How To Make Stuffed Mushrooms With Roasted Red Peppers And Manchego Cheese
- 1 jarred roasted red pepper
- 1⁄4 teaspoon salt
- 1⁄8 teaspoon pepper
- 24 mushrooms (white or cremini)
- 2 ounces manchego cheese, shredded (about 1/2 cup)
- 2 tablespoons extra virgin olive oil
- 2 tablespoons minced fresh parsley leaves
Start by gently wiping the mushroom caps clean, ensuring they are free from any debris. Make sure to completely remove the stems.
Give the roasted red pepper a thorough rinse and then gently pat it dry. Proceed to slice it into thin, elegant strips.
For the cooking process, position the oven rack in the lower one-third of the oven, and preheat it to 450°F (232°C). Line a baking sheet with foil for easy cleanup. Take the mushroom caps and toss them with oil, salt, and pepper until evenly coated. Place them gill side down on the prepared baking sheet, ready for roasting. Let them roast for approximately 25 minutes or until they release their juices and slightly shrink in size.
Once roasted, carefully take the mushroom caps out of the oven and allow them to cool slightly.

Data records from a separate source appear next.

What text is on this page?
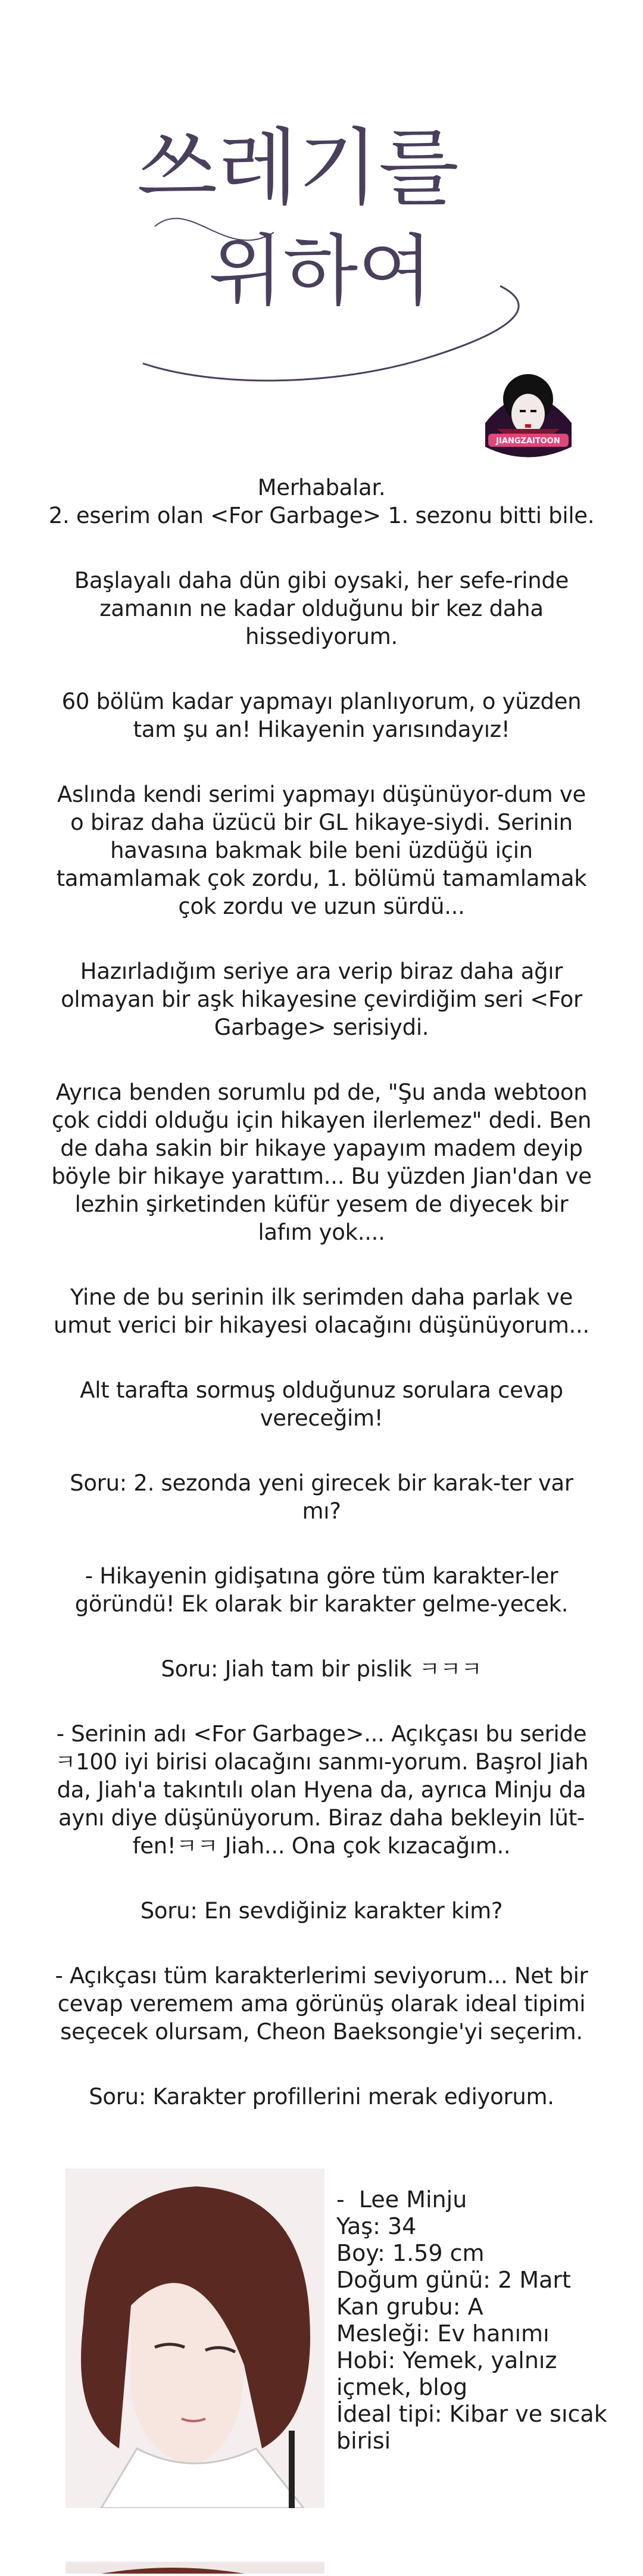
쓰레기를
위하여
JIANGZAITOON

Merhabalar.
2. eserim olan <For Garbage> 1. sezonu bitti bile.

Başlayalı daha dün gibi oysaki, her sefe-rinde zamanın ne kadar olduğunu bir kez daha hissediyorum.

60 bölüm kadar yapmayı planlıyorum, o yüzden tam şu an! Hikayenin yarısındayız!

Aslında kendi serimi yapmayı düşünüyor-dum ve o biraz daha üzücü bir GL hikaye-siydi. Serinin havasına bakmak bile beni üzdüğü için tamamlamak çok zordu, 1. bölümü tamamlamak çok zordu ve uzun sürdü...

Hazırladığım seriye ara verip biraz daha ağır olmayan bir aşk hikayesine çevirdiğim seri <For Garbage> serisiydi.

Ayrıca benden sorumlu pd de, "Şu anda webtoon çok ciddi olduğu için hikayen ilerlemez" dedi. Ben de daha sakin bir hikaye yapayım madem deyip böyle bir hikaye yarattım... Bu yüzden Jian'dan ve lezhin şirketinden küfür yesem de diyecek bir lafım yok....

Yine de bu serinin ilk serimden daha parlak ve umut verici bir hikayesi olacağını düşünüyorum...

Alt tarafta sormuş olduğunuz sorulara cevap vereceğim!

Soru: 2. sezonda yeni girecek bir karak-ter var mı?

- Hikayenin gidişatına göre tüm karakter-ler göründü! Ek olarak bir karakter gelme-yecek.

Soru: Jiah tam bir pislik ㅋㅋㅋ

- Serinin adı <For Garbage>... Açıkçası bu seride ㅋ100 iyi birisi olacağını sanmı-yorum. Başrol Jiah da, Jiah'a takıntılı olan Hyena da, ayrıca Minju da aynı diye düşünüyorum. Biraz daha bekleyin lüt-fen!ㅋㅋ Jiah... Ona çok kızacağım..

Soru: En sevdiğiniz karakter kim?

- Açıkçası tüm karakterlerimi seviyorum... Net bir cevap veremem ama görünüş olarak ideal tipimi seçecek olursam, Cheon Baeksongie'yi seçerim.

Soru: Karakter profillerini merak ediyorum.

-  Lee Minju
Yaş: 34
Boy: 1.59 cm
Doğum günü: 2 Mart
Kan grubu: A
Mesleği: Ev hanımı
Hobi: Yemek, yalnız içmek, blog
İdeal tipi: Kibar ve sıcak birisi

When they are cool enough to handle, flip them over, and proceed to fill them with cheese, topping them with a few strips of the prepared red pepper. If you prefer to pause here, cover the filled mushrooms and refrigerate them for up to 2 days. Keep in mind that you may need to add a couple of extra minutes to the cooking time when you decide to bake them later.
When you’re ready to serve, bake the mushrooms until they are heated through, and the cheese is delightfully melted and bubbling, which should take around 20 minutes. Carefully transfer them to a serving platter, and for a finishing touch, sprinkle them with fresh parsley. Allow the mushrooms to rest for 5 minutes before serving, letting the flavors settle and meld beautifully.